On December 31, 2012, the California Supreme Court issued its decision in Nalwa v. Cedar Fair, L.P., __Cal.4th __ (No. S195031 December 31, 2012), previously covered in this blog and this blog. In a 6-1 decision, the Court held that the primary assumption of risk doctrine applies not just to sports, but more broadly to recreational activities. “Where the doctrine applies to a recreational activity, operators, instructors and participants in the activity owe other participants only the duty not to act so as to increase the risk of injury over that inherent in the activity.” The Court held that this limited duty of care not to unreasonably increase the risk of injury over and above that inherent in the low-speed collisions essential to bumper car rides, and does not extend to preventing head-on collisions between the cars.
The plaintiff, Dr. Smriti Nalwa, broke her wrist while riding as a passenger in a bumper car operated by her nine year old son. The trial court granted summary judgment against her, finding her claim barred by assumption of risk. On appeal, the Court of Appeal for the Sixth District reversed and held that, as a matter of public policy, the assumption of risk doctrine should not apply to an amusement park ride. (Nalwa v. Cedar Fair, LP (2011) 196 Cal.App.4th 566, 576-578 depublished by grant of review). The California Supreme Court granted review and reversed the Court of Appeal.
In a decision authored by Justice Werdegar, the Court held that “[t]he policy behind primary assumption of risk applies squarely to injuries from physical recreation, whether in sports or nonsport activities. Allowing voluntary participants in an active recreational pursuit to sue other participants or sponsors for failing to eliminate or mitigate the activity’s inherent risks would threaten the activity’s very existence and nature…. [A]ctive recreation, because it involves physical activity and is not essential to daily life, is particularly vulnerable to the chilling effects of potential tort liability for ordinary negligence….The doctrine thus applies to bumper car collisions, regardless of whether or not one deems bumper cars a ‘sport.’”
In reaching its conclusion, the Court rejected the argument that simply because amusement parks are regulated, assumption of risk does not apply. “We do not agree that the existence of safety regulations governing amusement park rides exempts them from the primary assumption of risk doctrine.” The Court noted that the plaintiff did not contend that any specific regulation had been violated. The Court also distinguished Gomez v. Superior Court (2005) 35 Cal.4th 1125, which extended common carrier liability to roller coasters, because riders in bumper cars “are not passively carried or transported from one place to another.

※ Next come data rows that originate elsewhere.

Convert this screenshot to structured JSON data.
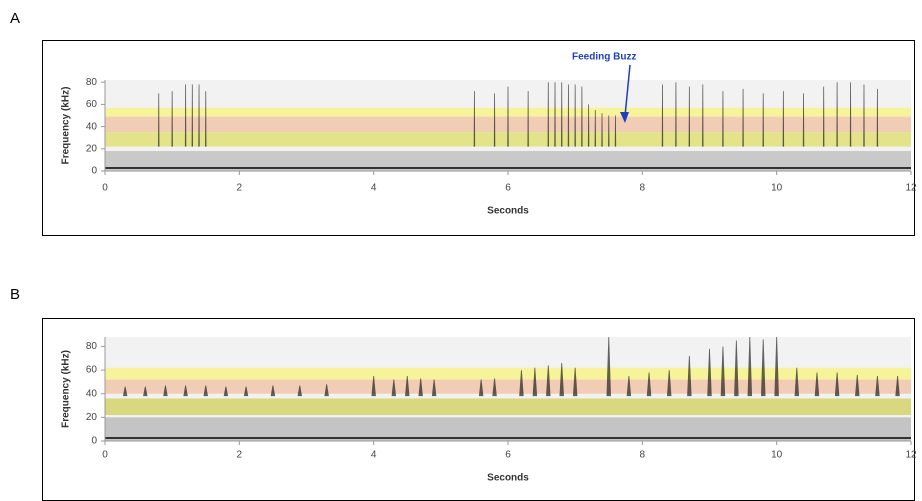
{
  "chart_data": [
    {
      "type": "spectrogram",
      "panel": "A",
      "xlabel": "Seconds",
      "ylabel": "Frequency (kHz)",
      "annotation": "Feeding Buzz",
      "xlim": [
        0,
        12
      ],
      "xticks": [
        0,
        2,
        4,
        6,
        8,
        10,
        12
      ],
      "ylim": [
        0,
        82
      ],
      "yticks": [
        0,
        20,
        40,
        60,
        80
      ],
      "bands": [
        {
          "range": [
            0,
            82
          ],
          "color": "#f2f2f2"
        },
        {
          "range": [
            0,
            18
          ],
          "color": "#c9c9c9"
        },
        {
          "range": [
            22,
            35
          ],
          "color": "#e3e38a"
        },
        {
          "range": [
            35,
            49
          ],
          "color": "#f2cdb6"
        },
        {
          "range": [
            49,
            57
          ],
          "color": "#f7f39a"
        }
      ],
      "pulses": {
        "x": [
          0.8,
          1.0,
          1.2,
          1.3,
          1.4,
          1.5,
          5.5,
          5.8,
          6.0,
          6.3,
          6.6,
          6.7,
          6.8,
          6.9,
          7.0,
          7.1,
          7.2,
          7.3,
          7.4,
          7.5,
          7.6,
          8.3,
          8.5,
          8.7,
          8.9,
          9.2,
          9.5,
          9.8,
          10.1,
          10.4,
          10.7,
          10.9,
          11.1,
          11.3,
          11.5
        ],
        "high": [
          70,
          72,
          78,
          78,
          78,
          72,
          72,
          70,
          76,
          72,
          80,
          80,
          80,
          78,
          78,
          76,
          60,
          55,
          52,
          50,
          50,
          78,
          80,
          76,
          78,
          72,
          74,
          70,
          72,
          70,
          76,
          80,
          80,
          78,
          74
        ],
        "low": [
          22,
          22,
          22,
          22,
          22,
          22,
          22,
          22,
          22,
          22,
          22,
          22,
          22,
          22,
          22,
          22,
          22,
          22,
          22,
          22,
          22,
          22,
          22,
          22,
          22,
          22,
          22,
          22,
          22,
          22,
          22,
          22,
          22,
          22,
          22
        ]
      }
    },
    {
      "type": "spectrogram",
      "panel": "B",
      "xlabel": "Seconds",
      "ylabel": "Frequency (kHz)",
      "xlim": [
        0,
        12
      ],
      "xticks": [
        0,
        2,
        4,
        6,
        8,
        10,
        12
      ],
      "ylim": [
        0,
        88
      ],
      "yticks": [
        0,
        20,
        40,
        60,
        80
      ],
      "bands": [
        {
          "range": [
            0,
            88
          ],
          "color": "#f2f2f2"
        },
        {
          "range": [
            0,
            20
          ],
          "color": "#c4c4c4"
        },
        {
          "range": [
            22,
            36
          ],
          "color": "#d9d77f"
        },
        {
          "range": [
            40,
            52
          ],
          "color": "#f2cdb6"
        },
        {
          "range": [
            52,
            62
          ],
          "color": "#f7f39a"
        }
      ],
      "pulses": {
        "x": [
          0.3,
          0.6,
          0.9,
          1.2,
          1.5,
          1.8,
          2.1,
          2.5,
          2.9,
          3.3,
          4.0,
          4.3,
          4.5,
          4.7,
          4.9,
          5.6,
          5.8,
          6.2,
          6.4,
          6.6,
          6.8,
          7.0,
          7.5,
          7.8,
          8.1,
          8.4,
          8.7,
          9.0,
          9.2,
          9.4,
          9.6,
          9.8,
          10.0,
          10.3,
          10.6,
          10.9,
          11.2,
          11.5,
          11.8
        ],
        "high": [
          46,
          46,
          47,
          47,
          47,
          46,
          46,
          47,
          47,
          48,
          55,
          52,
          55,
          53,
          52,
          52,
          53,
          60,
          62,
          64,
          66,
          62,
          88,
          55,
          58,
          60,
          72,
          78,
          80,
          85,
          88,
          86,
          88,
          62,
          58,
          58,
          56,
          55,
          55
        ],
        "low": [
          38,
          38,
          38,
          38,
          38,
          38,
          38,
          38,
          38,
          38,
          38,
          38,
          38,
          38,
          38,
          38,
          38,
          38,
          38,
          38,
          38,
          38,
          38,
          38,
          38,
          38,
          38,
          38,
          38,
          38,
          38,
          38,
          38,
          38,
          38,
          38,
          38,
          38,
          38
        ]
      }
    }
  ]
}
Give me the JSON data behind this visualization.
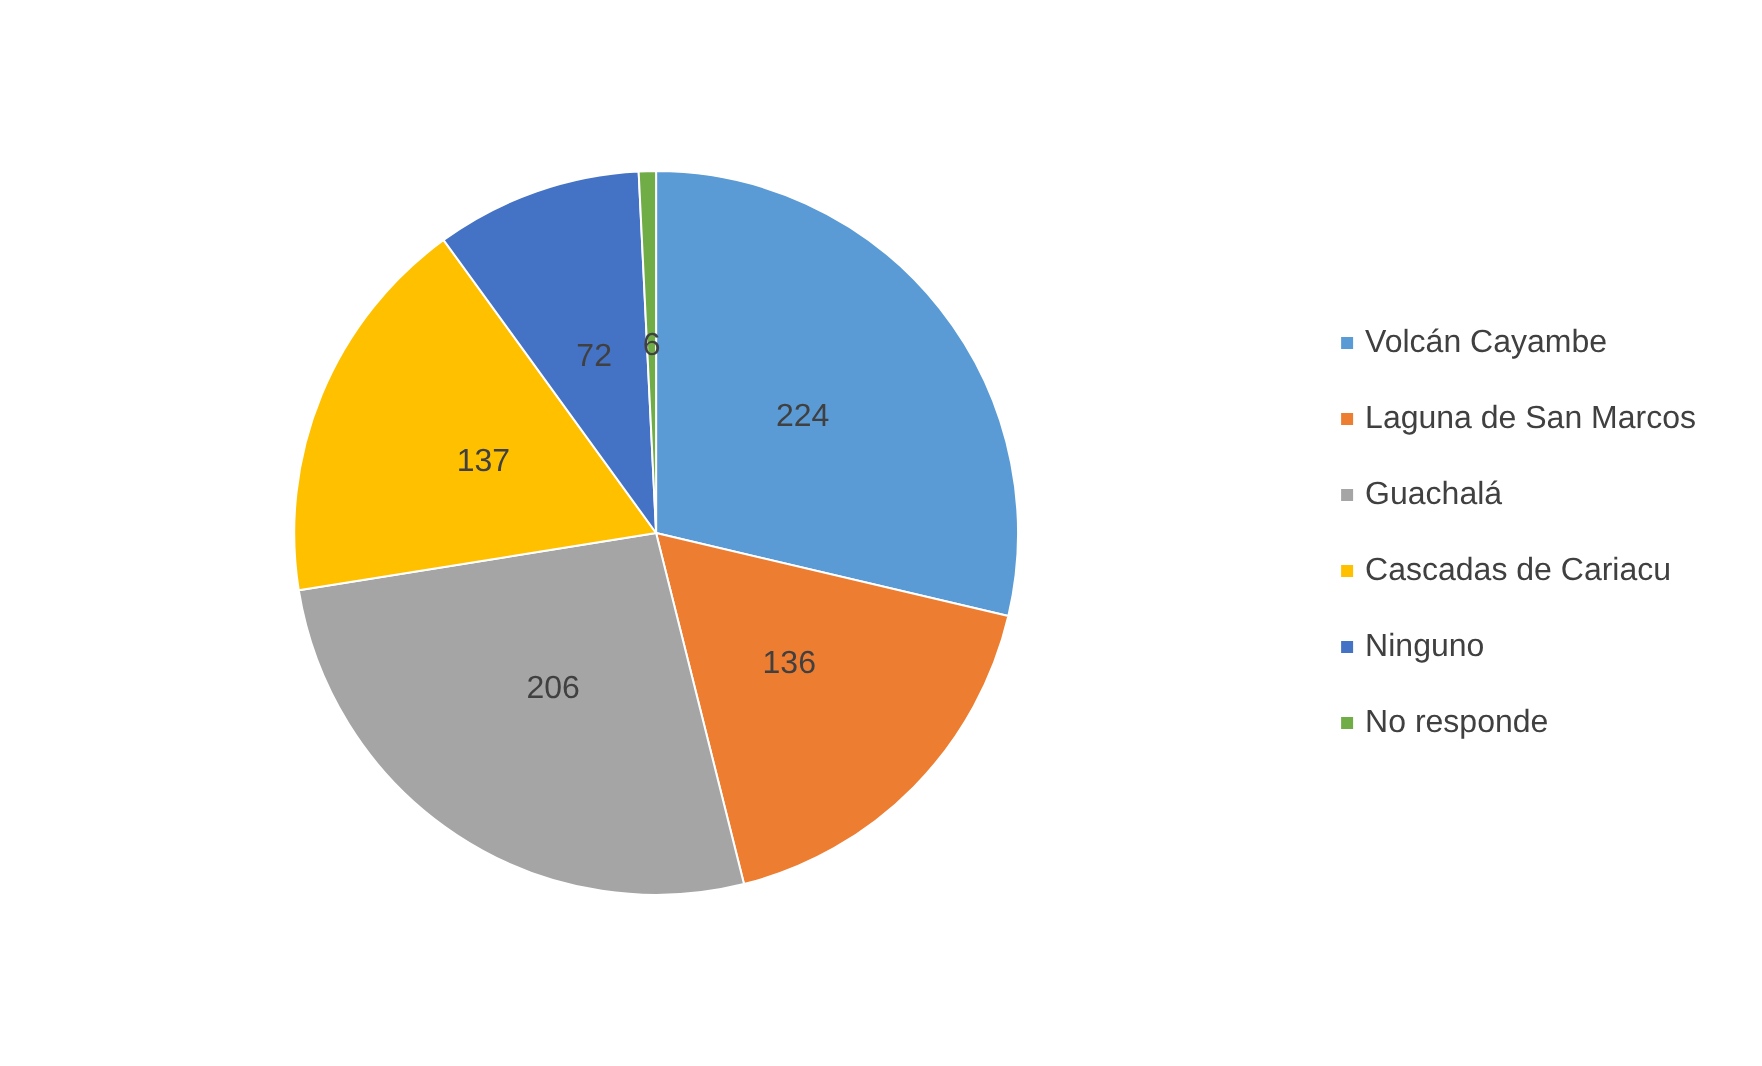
{
  "chart_data": {
    "type": "pie",
    "categories": [
      "Volcán Cayambe",
      "Laguna de San Marcos",
      "Guachalá",
      "Cascadas de Cariacu",
      "Ninguno",
      "No responde"
    ],
    "values": [
      224,
      136,
      206,
      137,
      72,
      6
    ],
    "colors": [
      "#5b9bd5",
      "#ed7d31",
      "#a5a5a5",
      "#ffc000",
      "#4472c4",
      "#70ad47"
    ],
    "data_labels": true,
    "legend": "right"
  }
}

They actively engage in a game, trying to bump others or avoid being bumped themselves.” Therefore, bumper cars did not qualify as a common carrier.

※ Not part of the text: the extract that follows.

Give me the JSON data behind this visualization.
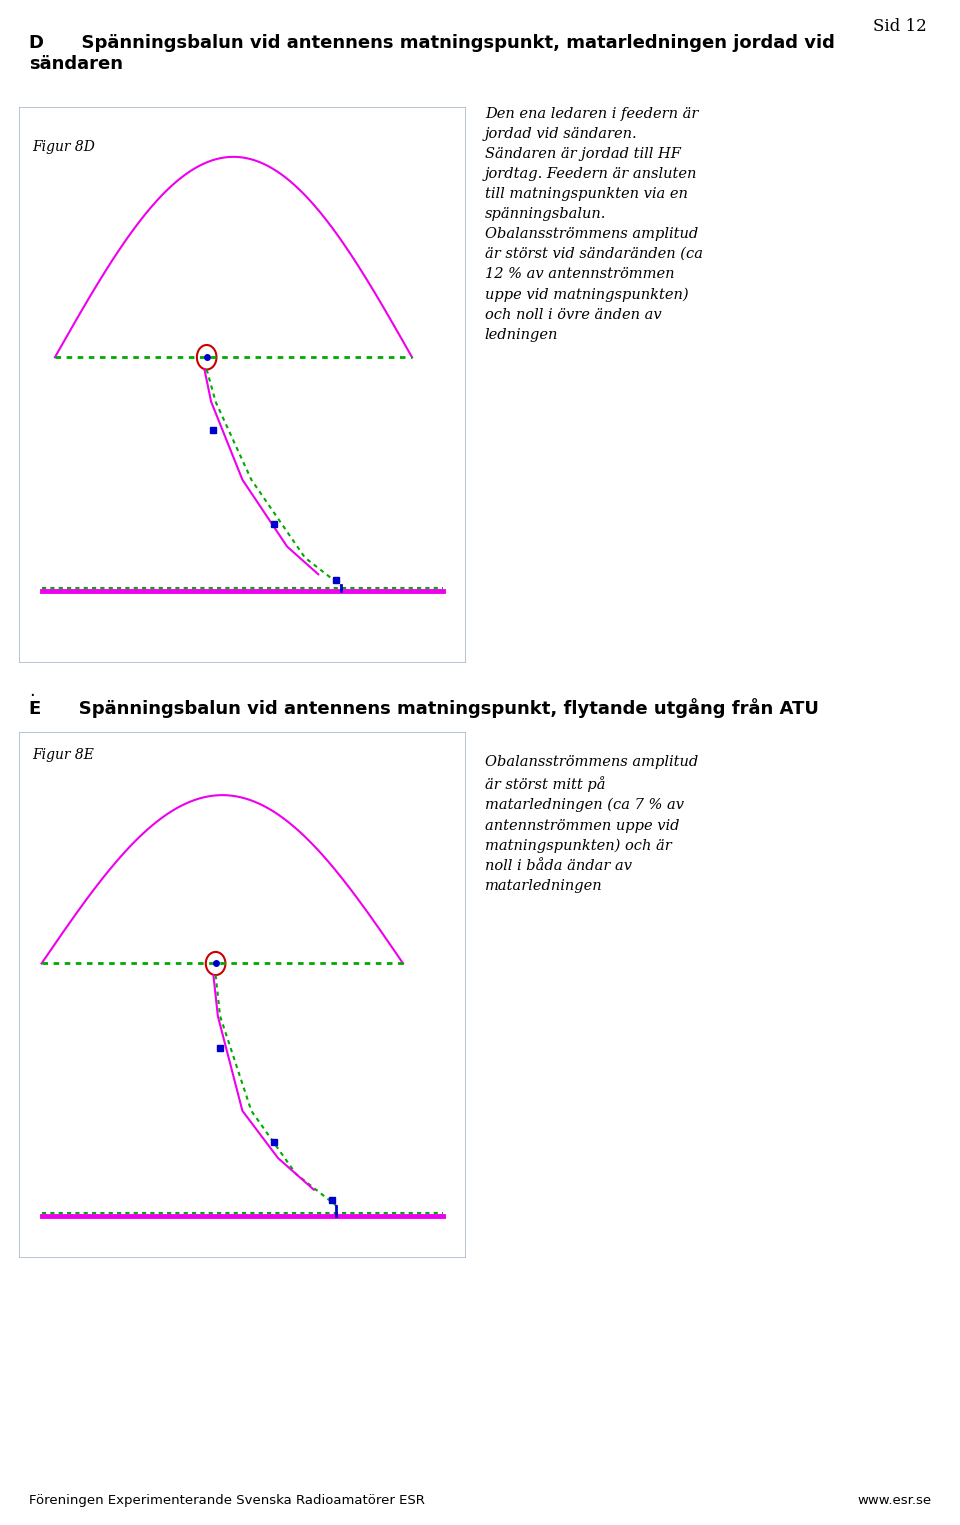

Finally, the Court rejected the argument that because the defendant controlled and reaped economic benefit from the activity, public policy supported imposing an ordinary duty of care on the operator. Instead, the Court explained, “under the primary assumption of risk doctrine, operators, sponsors and instructors in recreational activities posing inherent risks of injury have no duty to eliminate those risks, but do owe participants the duty not to unreasonably increase the risks of injury beyond those inherent in the activity…. The primary assumption of risk doctrine helps ensure that the threat of litigation and liability does not cause such recreational activities to be abandoned or fundamentally altered in an effort to eliminate or minimize inherent risks of injury.”

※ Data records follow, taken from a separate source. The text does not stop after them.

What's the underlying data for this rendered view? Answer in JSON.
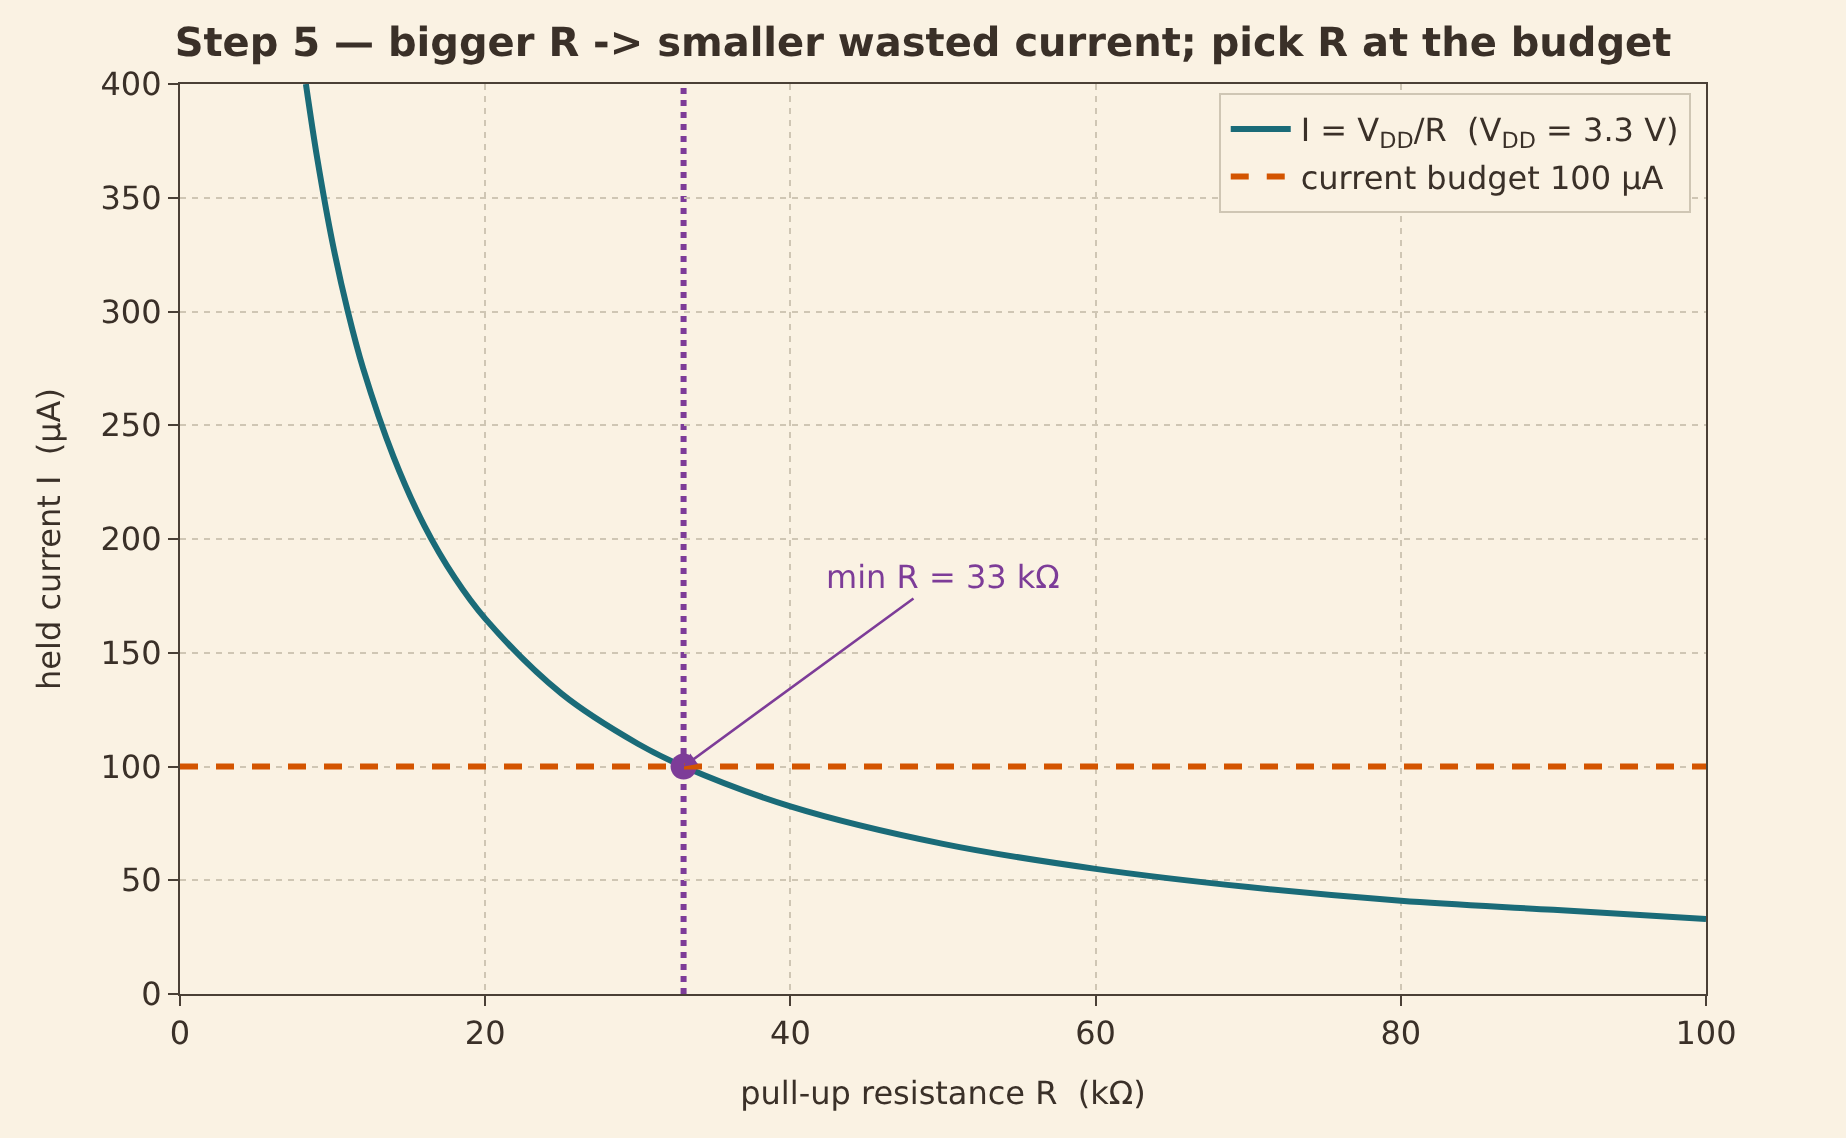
{
  "chart_data": {
    "type": "line",
    "title": "Step 5 — bigger R -> smaller wasted current; pick R at the budget",
    "xlabel": "pull-up resistance R  (kΩ)",
    "ylabel": "held current I  (µA)",
    "series": [
      {
        "name": "I = V$_{DD}$/R  (V$_{DD}$ = 3.3 V)",
        "color": "#1a6b78",
        "x": [
          8.25,
          9,
          10,
          11,
          12,
          14,
          16,
          18,
          20,
          25,
          30,
          33,
          40,
          50,
          60,
          70,
          80,
          90,
          100
        ],
        "values": [
          400,
          367,
          330,
          300,
          275,
          236,
          206,
          183,
          165,
          132,
          110,
          100,
          82.5,
          66,
          55,
          47,
          41,
          37,
          33
        ],
        "marker": "none"
      },
      {
        "type": "scatter",
        "color": "#7d3c98",
        "x": [
          33
        ],
        "values": [
          100
        ],
        "marker": "circle"
      }
    ],
    "ref_lines": [
      {
        "axis": "y",
        "value": 100,
        "label": "current budget 100 µA",
        "color": "#d35400",
        "line_style": "dashed"
      },
      {
        "axis": "x",
        "value": 33,
        "color": "#7d3c98",
        "line_style": "dotted"
      }
    ],
    "annotations": [
      {
        "text": "min R = 33 kΩ",
        "x": 33,
        "y": 100
      }
    ],
    "xlim": [
      0,
      100
    ],
    "xticks": [
      0,
      20,
      40,
      60,
      80,
      100
    ],
    "ylim": [
      0,
      400
    ],
    "yticks": [
      0,
      50,
      100,
      150,
      200,
      250,
      300,
      350,
      400
    ],
    "grid": true,
    "legend": "top right"
  }
}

In her dissent, Justice Kennard argued for a “traditional defense of assumption of risk, which pertains to a plaintiff’s knowing and voluntary acceptance of the risk of injury in a particular activity,” a position she has advocated in other dissents and concurring opinions in the Court’s other assumption of risk cases. The principle thrust of her argument is that determining whether a risk is inherent in the sport is difficult for the trial court’s to accomplish. The majority disagreed, confirming that while “deciding inherent risk may sometimes be difficult[, it] does not persuade us it is beyond the competence of California courts.” As the majority explained, “Judges deciding inherent risk questions under Knight may consider not only their own or common experience with the recreational activity involved but may also consult case law, other published materials, and documentary evidence introduced by the parties on a motion for summary judgment.”
Duane Morris filed an amicus curiae brief in the case on behalf of the California Ski Industry Association and the National Ski Areas Association.